The Olifants River Water Supply System provides water for domestic and industrial water use purposes, irrigation, mining and power generation. The system serves more than 3 million people, providing domestic water to towns and rural areas within the Olifants Catchment as well as to the towns Polokwane and Mokopane and their surrounding rural areas northbound and outside of the catchment area.

Planning for the Olifants River Water Supply System

The Reconciliation Strategy for the Olifants River Water Supply System was completed towards the end of 2011. The strategy had its aim to reconcile future water requirements with supply for a 25 year planning horizon, and to provide a framework for decision making.

Strategy Steering Committee

A Strategy Steering Committee has been established on 7 March 2013. This committee has representatives from inter alia national departments involved in water resource management, including the regional and national offices of DWS, provincial departments involved in water resource management, organized agriculture, relevant District and Local Municipalities, the Mining Sector and ESKOM. The Strategy Steering Committee will actively monitor implementation of the strategy by all role players.

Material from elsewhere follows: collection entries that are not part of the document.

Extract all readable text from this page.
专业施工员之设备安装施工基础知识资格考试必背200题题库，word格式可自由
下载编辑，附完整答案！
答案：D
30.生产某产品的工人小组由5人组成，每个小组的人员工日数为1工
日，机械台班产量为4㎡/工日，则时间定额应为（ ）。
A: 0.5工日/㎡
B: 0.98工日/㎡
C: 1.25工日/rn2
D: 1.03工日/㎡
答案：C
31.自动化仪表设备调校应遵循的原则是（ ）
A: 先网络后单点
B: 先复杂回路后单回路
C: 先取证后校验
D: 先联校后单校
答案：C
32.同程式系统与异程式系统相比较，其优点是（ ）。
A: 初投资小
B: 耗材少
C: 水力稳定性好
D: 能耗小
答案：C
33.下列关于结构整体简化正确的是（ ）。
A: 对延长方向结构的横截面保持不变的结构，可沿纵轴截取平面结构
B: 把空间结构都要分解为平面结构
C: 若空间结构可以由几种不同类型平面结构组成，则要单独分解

Water requirements and availability

The accompanying graph shows the current system yield and the expected high and low water requirements until 2035. The system yield include transfers of water into the Olifants River Catchment from the Vaal , Usuthu and Komati River Catchments totalling 228 million m3/a for the seven ESKOM power stations within the catchment. The system yield will increase as a result of the commissioning of the De Hoop Dam in 2012/13. The ecological Reserve for the Olifants River Catchment has not yet been operationalized and it has been assumed that this will be implemented when De Hoop Dam reaches its full capacity. It has been established that the ecological Reserve will reduce the available yield by approximately 157 million m3/a.

 

The graph shows that without implementing interventions that will either reduce the water requirements or increase the water supply, the system will run into water deficits just after the implementation of the ecological Reserve (2017)

Water Quality

There are some serious water quality problems in the Olifants River Catchment. Localised water quality problems must be addressed by intensified compliance monitoring and enforcement and by reducing pollution at source. A separate water quality management strategy is being envisaged to address the water quality management issues.

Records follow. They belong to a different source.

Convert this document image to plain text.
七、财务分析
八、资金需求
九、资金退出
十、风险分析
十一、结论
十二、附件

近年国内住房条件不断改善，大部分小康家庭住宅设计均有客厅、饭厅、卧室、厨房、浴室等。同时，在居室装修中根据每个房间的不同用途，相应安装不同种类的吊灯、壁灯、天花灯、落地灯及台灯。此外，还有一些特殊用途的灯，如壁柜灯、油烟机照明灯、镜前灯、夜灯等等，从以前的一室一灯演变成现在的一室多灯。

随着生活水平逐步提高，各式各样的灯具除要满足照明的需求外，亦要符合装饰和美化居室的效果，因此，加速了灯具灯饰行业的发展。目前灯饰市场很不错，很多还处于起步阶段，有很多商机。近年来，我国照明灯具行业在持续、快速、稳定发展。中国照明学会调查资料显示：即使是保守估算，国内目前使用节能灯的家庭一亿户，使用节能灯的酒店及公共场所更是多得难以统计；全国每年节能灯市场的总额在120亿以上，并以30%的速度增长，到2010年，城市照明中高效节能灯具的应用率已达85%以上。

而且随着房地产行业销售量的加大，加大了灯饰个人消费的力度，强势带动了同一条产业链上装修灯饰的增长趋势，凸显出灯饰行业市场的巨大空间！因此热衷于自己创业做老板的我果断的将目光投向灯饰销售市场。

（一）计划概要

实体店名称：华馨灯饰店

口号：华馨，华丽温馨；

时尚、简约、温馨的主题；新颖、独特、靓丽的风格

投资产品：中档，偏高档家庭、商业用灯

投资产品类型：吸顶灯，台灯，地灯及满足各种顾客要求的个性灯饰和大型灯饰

The water quality in the study area however does not affect the management or availability of the resource (i.e. dilution is not required as yet). At many monitoring stations however, there is an upward trend in pollution. To ensure the sustainability of the resource, immediate attention must be given to the upward trend in pollution.

Supply interventions to meet future needs

The following interventions are necessary to overcome the expected water deficit from 2017:

  • Interventions that will reduce the water requirements:

    • Water Conservation and Demand Management for the Irrigation, Urban and Mining Water Use Sectors – phased in over 5 years for the former two sectors and over 10 years for the latter, all from 2013

    • Eliminating unlawful water use – phased in over 5 years from 2015.

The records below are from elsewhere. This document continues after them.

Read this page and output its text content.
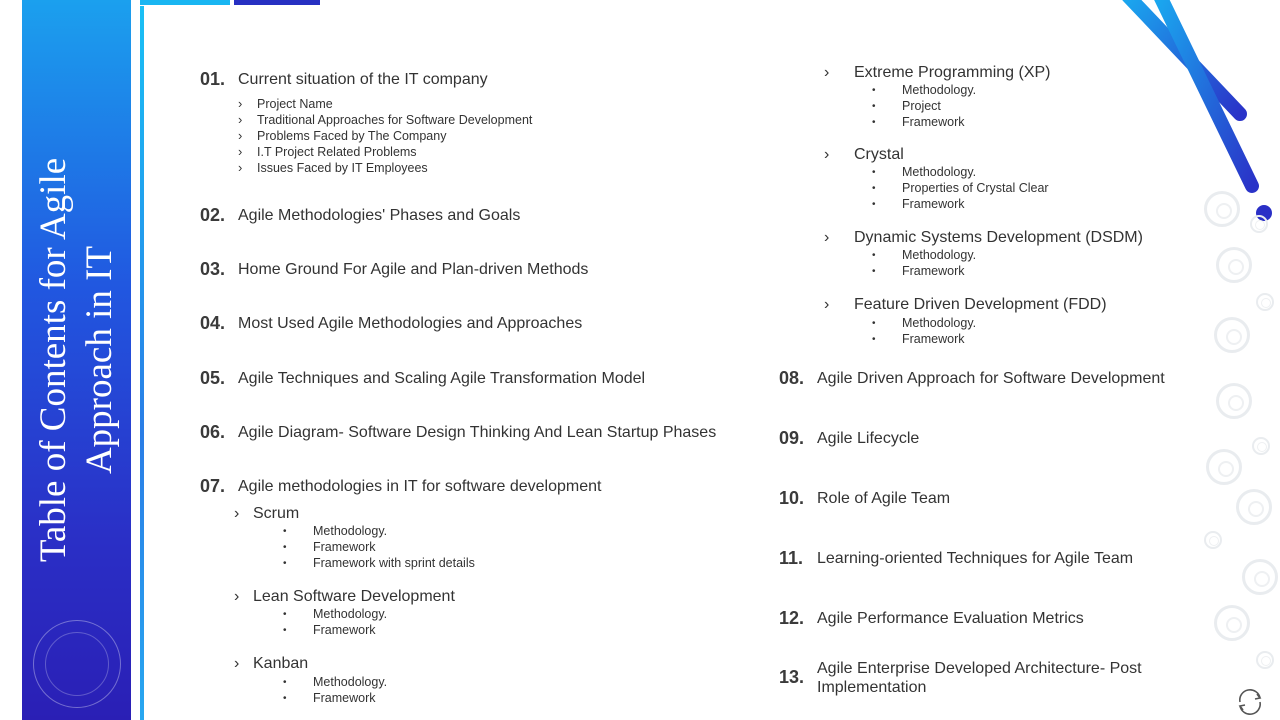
Table of Contents for Agile Approach in IT
01. Current situation of the IT company
› Project Name
› Traditional Approaches for Software Development
› Problems Faced by The Company
› I.T Project Related Problems
› Issues Faced by IT Employees
02. Agile Methodologies' Phases and Goals
03. Home Ground For Agile and Plan-driven Methods
04. Most Used Agile Methodologies and Approaches
05. Agile Techniques and Scaling Agile Transformation Model
06. Agile Diagram- Software Design Thinking And Lean Startup Phases
07. Agile methodologies in IT for software development
› Scrum
• Methodology.
• Framework
• Framework with sprint details
› Lean Software Development
• Methodology.
• Framework
› Kanban
• Methodology.
• Framework
› Extreme Programming (XP)
• Methodology.
• Project
• Framework
› Crystal
• Methodology.
• Properties of Crystal Clear
• Framework
› Dynamic Systems Development (DSDM)
• Methodology.
• Framework
› Feature Driven Development (FDD)
• Methodology.
• Framework
08. Agile Driven Approach for Software Development
09. Agile Lifecycle
10. Role of Agile Team
11. Learning-oriented Techniques for Agile Team
12. Agile Performance Evaluation Metrics
13. Agile Enterprise Developed Architecture- Post
Implementation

  • Interventions that will increase the water supply:

    • Removal of invasive alien plants (IAPs) – implemented over 25 years from 2010. (A continuation of the programmes already running).

    • Groundwater development from 2012 over the next 23 years.

    • Treatment of additional decant water from existing and decommissioned and rehabilitated coal mines.

    • Sewage water reuse in Polokwane and Mokopane.

Successful implementation of interventions

DWS, as trustee of the country’s water resources, is only facilitating the process of water reconciliation planning and the implementation of the interventions is the responsibility of many more institutions. Without a concerted effort by all role players, water reconciliation cannot be achieved over the forthcoming years and it is therefore imperative that all relevant institutions work closely together.